Now that Maxim was safe in London, and I had eaten my biscuits, I felt very well and curiously happy.”
From ‘Rebecca’ by Daphne du Maurier, 1938
” We would sit, he and I, in the Painted Parlour with three bottles open on the table and three glasses before each of us; Sebastian had found a book on wine tasting, and we followed its instructions in detail. We warmed the glass slightly at a candle, filled a third of it, swirled the wine round, nursed it in our hands, held it to the light, breathed it, sipped it, filled our mouths with it and rolled it over the tongue, ringing it on the palate like a coin on a counter, tilted our heads back and let it trickle down the throat. Then we talked of it and nibbled Bath Oliver biscuits and passed on to another wine; then back to the first, then on to another, until all three were in circulation and the order of the glasses got confused and we fell out over which was which and we passed the glasses to and fro between us until there were six glasses some of them with mixed wines in them which we had filled from the wrong bottle, till we were obliged to start again with three clean glasses each, and the bottles were empty and our praise of them wilder and more exotic.”
From ‘Brideshead Revisited’ by Evelyn Waugh, 1945
“Men have witnessed the dinner ceremony on flagships, where the steward still called it ‘claret’ and a Bath Oliver appeared with the cheese. (Stilton? I suppose it must have been Stilton.)”
From Hugh Kenner’s ‘The Pound Era’, 1971, recording Ezra Pound’s memory in which he associated the Bath Oliver with a past world of manners.
Local biscuit goes global
The original Green St Bakery, set up by Oliver’s former coachman (who was said to have inherited the recipe from his employer) could claim to use the original recipe. The business was bought in 1869 and the product rebranded as ‘Original Bath Olivers’. From 1909 each biscuit had the doctor’s face imprinted on it.

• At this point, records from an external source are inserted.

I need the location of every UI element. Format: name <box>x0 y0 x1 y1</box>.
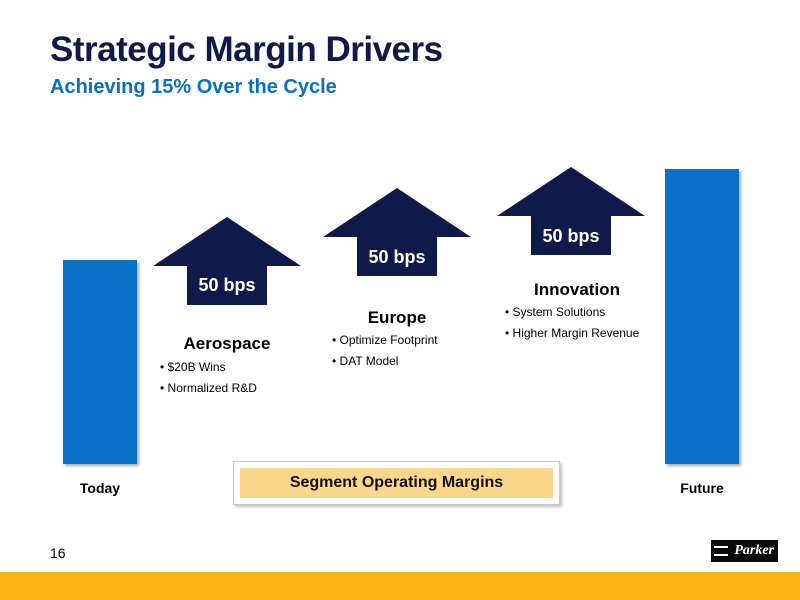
up-arrow-icon <box>153 217 301 305</box>
europe-up-arrow: 50 bps <box>323 188 471 276</box>
innovation-up-arrow: 50 bps <box>497 167 645 255</box>
parker-logo-icon <box>714 546 728 556</box>
today-bar <box>63 260 137 464</box>
europe-title: Europe <box>367 308 427 327</box>
list-item: System Solutions <box>505 305 639 319</box>
list-item: Optimize Footprint <box>332 333 438 347</box>
segment-margins-label: Segment Operating Margins <box>240 468 553 498</box>
aerospace-up-arrow: 50 bps <box>153 217 301 305</box>
list-item: Normalized R&D <box>160 381 257 395</box>
today-label: Today <box>79 480 121 496</box>
europe-value: 50 bps <box>368 247 426 267</box>
logo-text: Parker <box>734 543 774 558</box>
aerospace-bullets: $20B Wins Normalized R&D <box>160 360 257 402</box>
list-item: $20B Wins <box>160 360 257 374</box>
innovation-bullets: System Solutions Higher Margin Revenue <box>505 305 640 347</box>
list-item: DAT Model <box>332 354 438 368</box>
future-label: Future <box>680 480 724 496</box>
page-number: 16 <box>50 545 66 561</box>
aerospace-title: Aerospace <box>183 334 271 353</box>
footer-band <box>0 572 800 600</box>
aerospace-value: 50 bps <box>198 275 256 295</box>
future-bar <box>665 169 739 464</box>
up-arrow-icon <box>497 167 645 255</box>
slide-subtitle: Achieving 15% Over the Cycle <box>50 76 337 98</box>
parker-logo: Parker <box>711 540 778 562</box>
innovation-title: Innovation <box>534 280 620 299</box>
segment-margins-box: Segment Operating Margins <box>233 461 560 505</box>
europe-bullets: Optimize Footprint DAT Model <box>332 333 438 375</box>
list-item: Higher Margin Revenue <box>505 326 640 340</box>
up-arrow-icon <box>323 188 471 276</box>
slide-title: Strategic Margin Drivers <box>50 30 443 69</box>
innovation-value: 50 bps <box>542 226 600 246</box>
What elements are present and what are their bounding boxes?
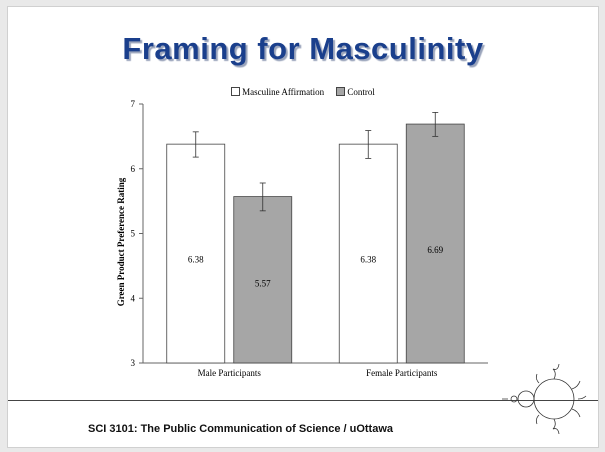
legend-label-control: Control	[347, 87, 375, 97]
x-category-label: Male Participants	[198, 368, 262, 378]
data-label: 6.69	[427, 245, 443, 255]
y-tick-label: 4	[131, 293, 136, 303]
bar-chart: 3 4 5 6 7 Male Participants Female Participant…	[116, 99, 488, 378]
data-label: 6.38	[188, 254, 204, 264]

Huntley and Palmer acquired the business in 1962, followed by the American multi-national Nabisco, and United Biscuits.
And now make your own….
2 tablespoons of warm water
1 tablespoon of dried yeast
Half a teaspoon salt
340g of strong white flour
Sprinkle 1 tbsp dried yeast onto warm water and leave to soften.
Heat 50g butter, 150ml milk and the salt, until butter melts.
Add half a cup of flour and mix till smooth.
Cover and leave 10 minutes.
Knead the dough until smooth, cover with cloth and leave 15 mins in a warm place.
Heat oven to 160 degrees C.
Using a floured board, roll dough into a rectangle about 15mm thick.
With the rolling pin, press down all over the surface, fold over, roll out and repeat, for a few times.
Roll out as thinly as possible (no thicker than 7mm) and cut into circular shapes about 8cm diameter.
Place on oven tray and prick all over with a fork. Inscribe by hand the profile of William Oliver on each biscuit.
Bake 25 mins or until dough is brown and crisp.